I am learning the concept of generating functions and am working on the following problem:
Let $r(n)$ be the number of $n$-permutations whose square is the identity permutation. We proved that $$r(n+2)=r(n+1)+(n+1)r(n)$$ if $n\geq 0$, while $r(0)=r(1)=1$. Use this recurrence relation to find an explicit formula for the generating function $R(x)=\sum_{n\geq 0} r(n)\frac{x^n}{n!}$.
I have two questions:
How do we know when to use an exponential generating function vs. when to use an ordinary generating function? I'm guessing it has something to do with $n\cdot r(n)$ vs. $c\cdot r(n)$ where $c$ is some constant.

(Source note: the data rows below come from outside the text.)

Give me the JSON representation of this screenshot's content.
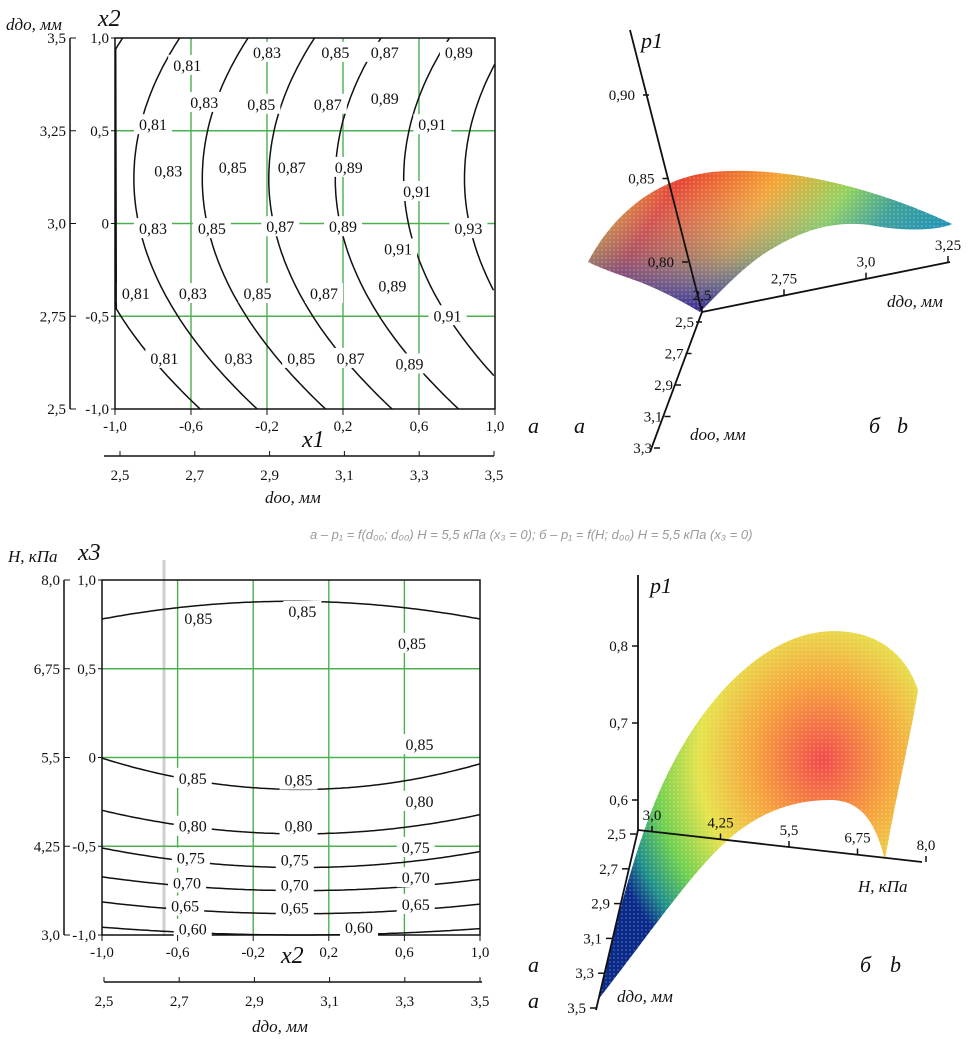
{
  "caption": "а – p₁ = f(d₀₀; d₀₀) H = 5,5 кПа (x₃ = 0); б – p₁ = f(H; d₀₀) H = 5,5 кПа (x₃ = 0)",
  "colors": {
    "grid": "#4caf50",
    "line": "#111111",
    "background": "#ffffff"
  },
  "chart_data": [
    {
      "type": "contour",
      "panel_tags": [
        "а",
        "a"
      ],
      "xlabel": "x1",
      "ylabel": "x2",
      "x_ticks": [
        "-1,0",
        "-0,6",
        "-0,2",
        "0,2",
        "0,6",
        "1,0"
      ],
      "y_ticks": [
        "-1,0",
        "-0,5",
        "0",
        "0,5",
        "1,0"
      ],
      "secondary_x_label": "dоо, мм",
      "secondary_x_ticks": [
        "2,5",
        "2,7",
        "2,9",
        "3,1",
        "3,3",
        "3,5"
      ],
      "secondary_y_label": "dдо, мм",
      "secondary_y_ticks": [
        "2,5",
        "2,75",
        "3,0",
        "3,25",
        "3,5"
      ],
      "xlim": [
        -1,
        1
      ],
      "ylim": [
        -1,
        1
      ],
      "grid": true,
      "contour_levels": [
        0.79,
        0.81,
        0.83,
        0.85,
        0.87,
        0.89,
        0.91,
        0.93
      ],
      "contour_labels": [
        {
          "text": "0,81",
          "x": -0.62,
          "y": 0.85
        },
        {
          "text": "0,83",
          "x": -0.2,
          "y": 0.92
        },
        {
          "text": "0,85",
          "x": 0.16,
          "y": 0.92
        },
        {
          "text": "0,87",
          "x": 0.42,
          "y": 0.92
        },
        {
          "text": "0,89",
          "x": 0.81,
          "y": 0.92
        },
        {
          "text": "0,83",
          "x": -0.53,
          "y": 0.65
        },
        {
          "text": "0,85",
          "x": -0.23,
          "y": 0.64
        },
        {
          "text": "0,87",
          "x": 0.12,
          "y": 0.64
        },
        {
          "text": "0,89",
          "x": 0.42,
          "y": 0.67
        },
        {
          "text": "0,81",
          "x": -0.8,
          "y": 0.53
        },
        {
          "text": "0,91",
          "x": 0.67,
          "y": 0.53
        },
        {
          "text": "0,83",
          "x": -0.72,
          "y": 0.28
        },
        {
          "text": "0,85",
          "x": -0.38,
          "y": 0.3
        },
        {
          "text": "0,87",
          "x": -0.07,
          "y": 0.3
        },
        {
          "text": "0,89",
          "x": 0.23,
          "y": 0.3
        },
        {
          "text": "0,91",
          "x": 0.59,
          "y": 0.17
        },
        {
          "text": "0,83",
          "x": -0.8,
          "y": -0.03
        },
        {
          "text": "0,85",
          "x": -0.49,
          "y": -0.03
        },
        {
          "text": "0,87",
          "x": -0.13,
          "y": -0.02
        },
        {
          "text": "0,89",
          "x": 0.2,
          "y": -0.02
        },
        {
          "text": "0,93",
          "x": 0.86,
          "y": -0.03
        },
        {
          "text": "0,91",
          "x": 0.49,
          "y": -0.14
        },
        {
          "text": "0,81",
          "x": -0.89,
          "y": -0.38
        },
        {
          "text": "0,83",
          "x": -0.59,
          "y": -0.38
        },
        {
          "text": "0,85",
          "x": -0.25,
          "y": -0.38
        },
        {
          "text": "0,87",
          "x": 0.1,
          "y": -0.38
        },
        {
          "text": "0,89",
          "x": 0.46,
          "y": -0.34
        },
        {
          "text": "0,91",
          "x": 0.75,
          "y": -0.5
        },
        {
          "text": "0,81",
          "x": -0.74,
          "y": -0.73
        },
        {
          "text": "0,83",
          "x": -0.35,
          "y": -0.73
        },
        {
          "text": "0,85",
          "x": -0.02,
          "y": -0.73
        },
        {
          "text": "0,87",
          "x": 0.24,
          "y": -0.73
        },
        {
          "text": "0,89",
          "x": 0.55,
          "y": -0.76
        }
      ]
    },
    {
      "type": "surface3d",
      "panel_tags": [
        "б",
        "b"
      ],
      "zlabel": "p1",
      "xlabel": "dдо, мм",
      "ylabel": "dоо, мм",
      "z_ticks": [
        "0,80",
        "0,85",
        "0,90"
      ],
      "x_ticks": [
        "2,5",
        "2,75",
        "3,0",
        "3,25"
      ],
      "y_ticks": [
        "2,5",
        "2,7",
        "2,9",
        "3,1",
        "3,3"
      ],
      "colormap": "red-yellow-green-blue"
    },
    {
      "type": "contour",
      "panel_tags": [
        "а",
        "a"
      ],
      "xlabel": "x2",
      "ylabel": "x3",
      "x_ticks": [
        "-1,0",
        "-0,6",
        "-0,2",
        "0,2",
        "0,6",
        "1,0"
      ],
      "y_ticks": [
        "-1,0",
        "-0,5",
        "0",
        "0,5",
        "1,0"
      ],
      "secondary_x_label": "dдо, мм",
      "secondary_x_ticks": [
        "2,5",
        "2,7",
        "2,9",
        "3,1",
        "3,3",
        "3,5"
      ],
      "secondary_y_label": "H, кПа",
      "secondary_y_ticks": [
        "3,0",
        "4,25",
        "5,5",
        "6,75",
        "8,0"
      ],
      "xlim": [
        -1,
        1
      ],
      "ylim": [
        -1,
        1
      ],
      "grid": true,
      "contour_levels": [
        0.6,
        0.65,
        0.7,
        0.75,
        0.8,
        0.85
      ],
      "contour_labels": [
        {
          "text": "0,85",
          "x": -0.49,
          "y": 0.78
        },
        {
          "text": "0,85",
          "x": 0.06,
          "y": 0.82
        },
        {
          "text": "0,85",
          "x": 0.64,
          "y": 0.64
        },
        {
          "text": "0,85",
          "x": -0.52,
          "y": -0.12
        },
        {
          "text": "0,85",
          "x": 0.04,
          "y": -0.13
        },
        {
          "text": "0,85",
          "x": 0.68,
          "y": 0.07
        },
        {
          "text": "0,80",
          "x": -0.52,
          "y": -0.39
        },
        {
          "text": "0,80",
          "x": 0.04,
          "y": -0.39
        },
        {
          "text": "0,80",
          "x": 0.68,
          "y": -0.25
        },
        {
          "text": "0,75",
          "x": -0.53,
          "y": -0.57
        },
        {
          "text": "0,75",
          "x": 0.02,
          "y": -0.58
        },
        {
          "text": "0,75",
          "x": 0.66,
          "y": -0.51
        },
        {
          "text": "0,70",
          "x": -0.55,
          "y": -0.71
        },
        {
          "text": "0,70",
          "x": 0.02,
          "y": -0.72
        },
        {
          "text": "0,70",
          "x": 0.66,
          "y": -0.68
        },
        {
          "text": "0,65",
          "x": -0.56,
          "y": -0.84
        },
        {
          "text": "0,65",
          "x": 0.02,
          "y": -0.85
        },
        {
          "text": "0,65",
          "x": 0.66,
          "y": -0.83
        },
        {
          "text": "0,60",
          "x": -0.52,
          "y": -0.97
        },
        {
          "text": "0,60",
          "x": 0.36,
          "y": -0.96
        }
      ]
    },
    {
      "type": "surface3d",
      "panel_tags": [
        "б",
        "b"
      ],
      "zlabel": "p1",
      "xlabel": "H, кПа",
      "ylabel": "dдо, мм",
      "z_ticks": [
        "0,6",
        "0,7",
        "0,8"
      ],
      "x_ticks": [
        "3,0",
        "4,25",
        "5,5",
        "6,75",
        "8,0"
      ],
      "y_ticks": [
        "2,5",
        "2,7",
        "2,9",
        "3,1",
        "3,3",
        "3,5"
      ],
      "colormap": "red-yellow-green-blue"
    }
  ]
}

I followed the usual routine of multiplying both sides of the recurrence relation by $\frac{x^n}{n!}$ and summing over all $n\geq 0$ to get $$\sum_{n\geq 0}r(n+2)\frac{x^n}{n!}=\sum_{n\geq 0}r(n+1)\frac{x^n}{n!}+\sum_{n\geq 0}(n+1)r(n)\frac{x^n}{n!}$$ which can be written as $$\sum_{n\geq 0}r(n+2)\frac{x^n}{n!}=\sum_{n\geq 0}r(n+1)\frac{x^n}{n!}+\sum_{n\geq 0}nr(n)\frac{x^n}{n!}+\sum_{n\geq 0}r(n)\frac{x^n}{n!}$$ Notice that $$R'(x)=\sum_{n\geq 1} r(n)\frac{nx^{n-1}}{n!}=\sum_{n\geq 0} r(n+1)\frac{(n+1)x^{n}}{(n+1)!}=\sum_{n\geq 0} r(n+1)\frac{x^{n}}{n!}$$ and $$R''(x)=\sum_{n\geq 2} r(n)\frac{n(n-1)x^{n-2}}{n!}=\sum_{n\geq 0} r(n+2)\frac{(n+2)(n+1)x^{n}}{(n+2)!}=\sum_{n\geq 0} r(n+2)\frac{x^{n}}{n!}$$ and $$xR'(x)=x\sum_{n\geq 1} r(n)\frac{nx^{n-1}}{n!}=\sum_{n\geq 0} r(n)\frac{nx^{n}}{n!}$$ Hence, $$R''(x)=R'(x)+xR'(x)+R(x)$$ $$R''(x)-(1+x)R'(x)-R(x)=0$$ This differential equation can be solved using the power series method. Indeed, suppose $R(x)=\sum_{k\geq 0}a_kx^k$. Substitution into the differential equation gives, $$\sum_{k\geq 2}a_kk(k-1)x^{k-2}-(1+x)\sum_{k\geq 1}a_kkx^{k-1}-\sum_{k\geq 0}a_kx^k=0$$ which can be simplified to $$\sum_{k\geq 0}\left[a_{k+2}(k+2)(k+1)-a_{k+1}(k+1)-a_kk-a_k\right] x^k=0$$ Hence we must have $$a_{k+2}(k+2)(k+1)-a_{k+1}(k+1)-a_kk-a_k=0$$ for $k\geq 0$. In other words, $$a_{k+2}=\frac{a_{k+1}(k+1)+a_k(k+1)}{(k+2)(k+1)}$$ for $k\geq 0$.
Now I computed (I think $a_0=a_1=1$ because $r(0)=r(1)=1$) $$k=0 \to a_2=1$$ $$k=1 \to a_3=\frac{2}{3}$$ $$k=2 \to a_4=\frac{5}{12}$$ $$k=3 \to a_5=\frac{13}{60}$$ which are exactly the coefficients of the series expansion of $e^{x+\frac{x^2}{2}}$. How can I show this? I was thinking to compute some values of $k$ (as I did above) and attempt to recognize a pattern. However, I am stuck on this part. Can I get some guidance?